Dia membawa tas kaleng cola dan makanan ringan yang mereka ambil di toko di jalan. Membuka gerbang, mereka berjalan ke rumahnya.
Rumah Allen adalah desain rumah kecil mengingat luasnya tetapi masih berfungsi sebagai rumah lengkap.
Dengan konfigurasi atapnya yang sederhana, tipe rumah ini menawarkan kesederhanaan tidak hanya dari luar tetapi juga dari interior.
Teras dalam ukuran rata-rata yang mengakomodasi beberapa pengunjung. Pintu masuk utama terbuka ke ruang tamu terbuka sampai ke ruang makan dan dapur gabungan.

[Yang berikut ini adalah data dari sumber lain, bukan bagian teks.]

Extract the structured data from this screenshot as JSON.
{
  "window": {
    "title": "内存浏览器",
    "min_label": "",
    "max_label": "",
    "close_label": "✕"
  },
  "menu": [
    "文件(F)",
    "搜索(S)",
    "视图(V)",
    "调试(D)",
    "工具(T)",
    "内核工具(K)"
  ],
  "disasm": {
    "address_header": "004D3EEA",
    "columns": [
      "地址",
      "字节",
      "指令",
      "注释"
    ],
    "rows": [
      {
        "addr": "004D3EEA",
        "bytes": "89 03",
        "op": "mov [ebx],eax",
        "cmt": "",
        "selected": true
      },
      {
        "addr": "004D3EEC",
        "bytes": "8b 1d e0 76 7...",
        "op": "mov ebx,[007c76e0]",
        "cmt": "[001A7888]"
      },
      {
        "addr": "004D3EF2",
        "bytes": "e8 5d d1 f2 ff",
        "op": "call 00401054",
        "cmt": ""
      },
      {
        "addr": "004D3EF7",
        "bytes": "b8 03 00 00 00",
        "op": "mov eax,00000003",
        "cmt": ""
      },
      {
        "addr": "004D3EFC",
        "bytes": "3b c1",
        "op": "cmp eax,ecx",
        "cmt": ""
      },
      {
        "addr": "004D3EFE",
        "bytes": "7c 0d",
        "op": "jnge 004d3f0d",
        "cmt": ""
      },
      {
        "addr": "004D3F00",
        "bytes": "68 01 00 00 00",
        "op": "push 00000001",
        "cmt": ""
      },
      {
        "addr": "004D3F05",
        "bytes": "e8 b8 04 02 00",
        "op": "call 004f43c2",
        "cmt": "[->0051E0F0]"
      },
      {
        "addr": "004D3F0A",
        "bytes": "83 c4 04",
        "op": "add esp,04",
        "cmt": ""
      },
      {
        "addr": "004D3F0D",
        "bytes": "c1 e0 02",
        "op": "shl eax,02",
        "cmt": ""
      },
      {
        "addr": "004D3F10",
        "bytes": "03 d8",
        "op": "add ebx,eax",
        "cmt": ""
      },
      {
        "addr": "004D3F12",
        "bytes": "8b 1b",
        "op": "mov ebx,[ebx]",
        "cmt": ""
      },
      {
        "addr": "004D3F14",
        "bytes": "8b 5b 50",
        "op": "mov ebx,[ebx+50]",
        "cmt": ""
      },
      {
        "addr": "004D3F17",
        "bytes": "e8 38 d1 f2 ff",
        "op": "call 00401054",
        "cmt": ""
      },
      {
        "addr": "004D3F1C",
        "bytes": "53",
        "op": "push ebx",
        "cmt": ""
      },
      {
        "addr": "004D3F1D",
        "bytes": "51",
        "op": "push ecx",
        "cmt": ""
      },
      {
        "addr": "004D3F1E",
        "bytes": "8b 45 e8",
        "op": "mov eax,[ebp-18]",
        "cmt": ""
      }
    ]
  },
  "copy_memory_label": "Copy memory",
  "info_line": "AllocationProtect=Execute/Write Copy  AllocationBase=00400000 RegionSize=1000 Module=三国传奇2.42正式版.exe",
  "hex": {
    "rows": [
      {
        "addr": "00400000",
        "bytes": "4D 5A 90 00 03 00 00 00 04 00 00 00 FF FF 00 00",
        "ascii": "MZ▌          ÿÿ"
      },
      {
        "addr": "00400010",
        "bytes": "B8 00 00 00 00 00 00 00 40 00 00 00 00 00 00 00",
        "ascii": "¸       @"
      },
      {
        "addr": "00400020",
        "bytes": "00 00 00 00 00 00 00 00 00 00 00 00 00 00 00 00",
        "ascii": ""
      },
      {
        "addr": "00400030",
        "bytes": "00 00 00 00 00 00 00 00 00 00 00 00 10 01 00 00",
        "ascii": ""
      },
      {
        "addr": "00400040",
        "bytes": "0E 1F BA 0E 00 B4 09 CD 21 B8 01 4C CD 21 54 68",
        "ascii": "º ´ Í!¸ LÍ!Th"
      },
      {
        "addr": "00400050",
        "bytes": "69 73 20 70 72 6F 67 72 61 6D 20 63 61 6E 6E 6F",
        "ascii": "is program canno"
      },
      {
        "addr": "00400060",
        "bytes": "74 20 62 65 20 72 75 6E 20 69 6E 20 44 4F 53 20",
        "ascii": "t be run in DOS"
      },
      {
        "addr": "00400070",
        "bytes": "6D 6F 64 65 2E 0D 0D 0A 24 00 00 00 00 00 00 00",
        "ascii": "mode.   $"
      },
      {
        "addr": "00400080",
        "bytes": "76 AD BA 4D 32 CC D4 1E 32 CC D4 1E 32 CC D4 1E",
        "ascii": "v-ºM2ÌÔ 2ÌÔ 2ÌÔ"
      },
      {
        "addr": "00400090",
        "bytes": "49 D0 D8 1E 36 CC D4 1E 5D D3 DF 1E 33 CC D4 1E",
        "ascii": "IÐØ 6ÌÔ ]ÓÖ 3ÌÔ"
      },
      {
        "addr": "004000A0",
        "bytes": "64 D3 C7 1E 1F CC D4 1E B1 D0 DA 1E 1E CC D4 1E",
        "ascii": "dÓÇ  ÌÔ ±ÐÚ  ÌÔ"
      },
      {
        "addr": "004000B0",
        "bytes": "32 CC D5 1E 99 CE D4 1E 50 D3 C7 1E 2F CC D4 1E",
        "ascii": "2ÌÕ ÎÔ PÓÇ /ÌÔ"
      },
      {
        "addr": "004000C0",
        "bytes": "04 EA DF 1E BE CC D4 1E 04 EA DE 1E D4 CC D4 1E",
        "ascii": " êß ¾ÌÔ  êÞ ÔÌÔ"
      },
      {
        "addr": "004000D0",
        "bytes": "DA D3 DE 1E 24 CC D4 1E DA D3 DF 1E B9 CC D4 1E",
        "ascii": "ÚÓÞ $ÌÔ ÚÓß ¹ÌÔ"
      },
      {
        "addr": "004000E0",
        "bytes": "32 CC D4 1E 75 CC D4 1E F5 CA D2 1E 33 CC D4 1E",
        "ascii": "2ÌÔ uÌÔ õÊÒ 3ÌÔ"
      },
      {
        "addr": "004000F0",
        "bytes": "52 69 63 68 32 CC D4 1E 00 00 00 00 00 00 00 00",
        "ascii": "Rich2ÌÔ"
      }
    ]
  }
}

2 Kamar Tidur yang salah satunya dapat berfungsi sebagai kamar tidur utama dan dapat menampung tempat tidur queen dan lemari built-in. Kamar tidur lainnya sedikit lebih kecil dan terletak di kanan belakang rumah.
2 kamar ini memiliki toilet dan kamar mandi bersama.
Itu pasti rumah biasa untuk dua orang.
Pintu terbuka tanpa suara, karena telah dirawat dengan baik.
"Saya kembali..."
Kata Allen saat memasuki rumah kosong.
Sungguh membosankan pulang ke rumah yang kosong.
Tanpa diduga, pikiran saudara perempuan Allen melintas di benaknya.
Itu adalah pemandangan yang akan selalu dia lihat ketika dia pulang ke rumah sampai beberapa tahun yang lalu ketika saudara perempuannya didaftarkan ke Manila oleh perusahaan saudara perempuannya. Meski enggan berpisah, saudara perempuannya bertahan karena upah tinggi.
Uang itu cukup untuk biaya sekolah Allen jadi dia dengan enggan memutuskan untuk menerima tawaran perusahaan.
Allen melepas sepatunya di pintu masuk diikuti oleh gadis-gadis di belakangnya. Mereka melewati dapur dan memasuki ruang dalam. Dengan lampu mati, ruangan itu gelap dan sunyi.
"Itu sangat tidak biasa."
Allen meletakkan tas yang dibawanya di sudut ruangan dan menyalakan lampu. Meskipun cahaya, ruangan itu masih sunyi.
"Aku akan membuat makanan."
Setelah melepaskan sepatunya di pintu masuk, Aileen pergi ke dapur dan meraih celemek yang tergantung di dinding. Ini pada awalnya dimiliki oleh saudara perempuan Allen tetapi sekarang, Aileen yang tinggal di sini sejak kemarin menggunakannya setiap kali dia di dapur.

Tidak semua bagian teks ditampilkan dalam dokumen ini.